Monday, January 6, 2014

International Methuselah League for Posthumanist Rights (IMLP)


Founded in 1899, the International Methuselah League for Posthumanist Rights advocates for the rights for what they call posthumans.  Most know the league for its humanitarian and medical research.  However, they don't seem to remember or notice the IMLP's core philosophy.  The IMLP openly advocates for granting rights to those they call Posthuman, especially the right to be protected against assault, and even expanding the definition of murder to include posthumans as well.

When the IMLP refers to Posthumans, they are being specific.  Anyone former human beings that have died and come back from the dead.  A good deal think of them as Vampyres or Draugr or a plethora of other terms.  They dislike the persecution of their particular group, especially at the hands of self-proclaimed vampyre hunters.  They believe that a strong discrimination exists against them.  Which is true, after a fashion.

Since Vampyres is such a broad category, it includes those Vampyres who've fallen with the practive of hematophilia, consuming human blood in order to keep themselves from rotting.  Most of those who think of themselves as Posthuman dislike the bias this puts on what they think of as a criminal activity.

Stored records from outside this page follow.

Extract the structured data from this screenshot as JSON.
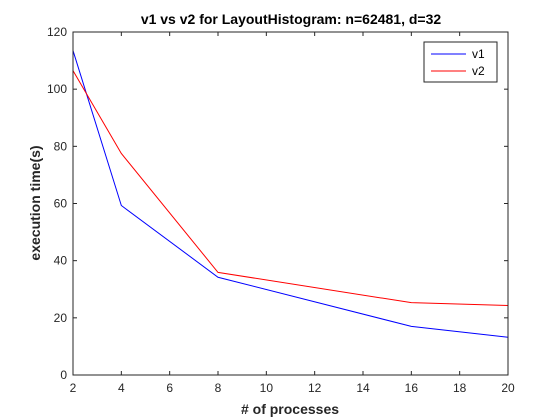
{
  "chart_data": {
    "type": "line",
    "title": "v1 vs v2 for LayoutHistogram: n=62481, d=32",
    "xlabel": "# of processes",
    "ylabel": "execution time(s)",
    "xlim": [
      2,
      20
    ],
    "ylim": [
      0,
      120
    ],
    "xticks": [
      2,
      4,
      6,
      8,
      10,
      12,
      14,
      16,
      18,
      20
    ],
    "yticks": [
      0,
      20,
      40,
      60,
      80,
      100,
      120
    ],
    "grid": false,
    "legend": "top-right",
    "x": [
      2,
      4,
      8,
      16,
      20
    ],
    "series": [
      {
        "name": "v1",
        "color": "#0000ff",
        "values": [
          113.5,
          59.3,
          34.2,
          17.0,
          13.2
        ]
      },
      {
        "name": "v2",
        "color": "#ff0000",
        "values": [
          106.5,
          77.5,
          35.9,
          25.3,
          24.3
        ]
      }
    ]
  }
}
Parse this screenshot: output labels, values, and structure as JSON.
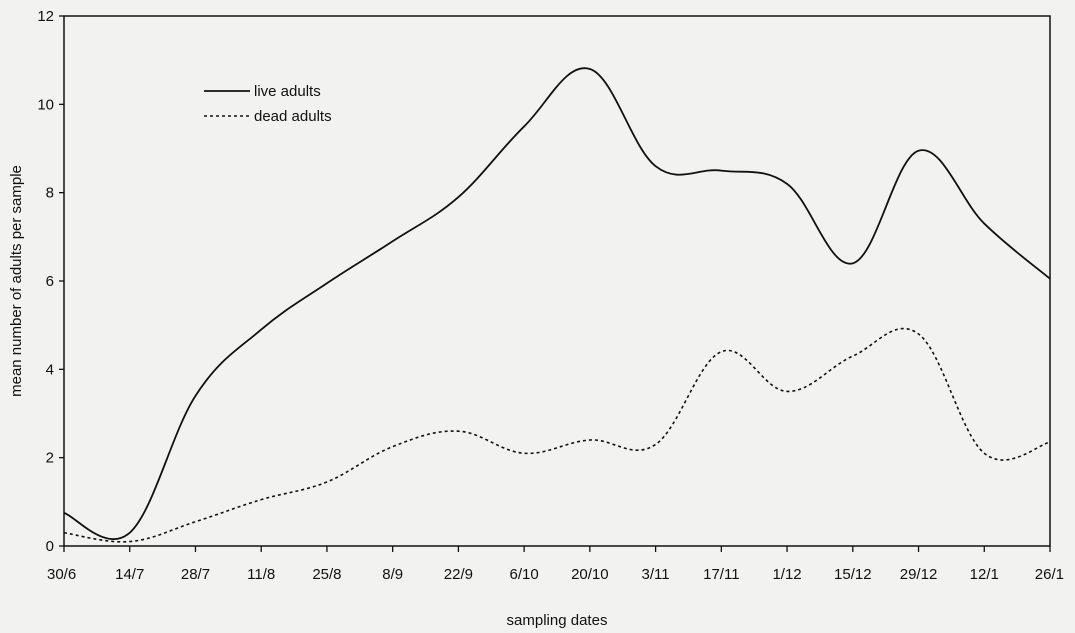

After all, most of them are just like regular people.    

They go to work, sleep and spend time with their loved ones.  Posthumans contribute to society, working to help better things.  They aren't savages, and the image of vampires as bloodsucking immortals is... less than great, at least to them.

So, the International Methuselah League of Posthumans work to prove that their kind are active, contributing members of society.  Most humans still act as though the walking, living dead aren't among us.  Some Posthumans want to create a campaign to out famous Posthumans, to try and generate public attention to their plight.

There is an impediment to that.

Some sort of collective disbelief on the validity of, not just the undead, but all manner of supernatural subjects prevents the IMLP from making headway in their campaign to further the interests of Posthumans.  A great number of humans just choose to not believe it.  They can be convinced, but it never seems to matter, as the media and others somehow drown anything that might help advance their point.

Worse still, they know some of their kind are ancient, murderous creatures that have survived by drinking and killing humans.  Those ancient monsters have created entire lineages of hunters.  Enemies upon enemies who use the shadowy, nebulous understanding of Posthumans to attack them, regardless of whether or not they are hostile to human life.

The Stoker Paradox
The posthumans of the IMLP refer to the odd fact that popular culture has fiction stories of the undead and the fact that people refuse to recognize the reality of their existence as the Stoker Paradox.  Named after Brom Stoker, the paradox always seems to be a large part of the problem they try to solve.  Most Posthumans chalk it up to a psychological flaw in human thinking, much like the Uncanny Valley.

The Undead Rights Act
Perhaps the most drastic success for the IMLP had been the advocacy and the passing of the Undead Rights Act in the United States in 1972, put into law under the Nixon administration.  The URA passing would've seemed to have expanded the awareness of the plight of the posthuman in the US, but it had the opposite effect.  The URA expressly made the murder or destruction of the living dead a crime, unless the Undead in question had been causing some form of serious harm- even then, a court had been created to try and determine whether or not the United States Government would allow such a creature to exist or not.

The URA mainly expanded part of the United State Mulitversal Survey's authority, allowing the creation of a task force within the USMS for the specific objective of containing External threats, the EHC unit.  This allowed the USMS to take over various cases, often preventing the loss of life or unlife at sites throughout the US.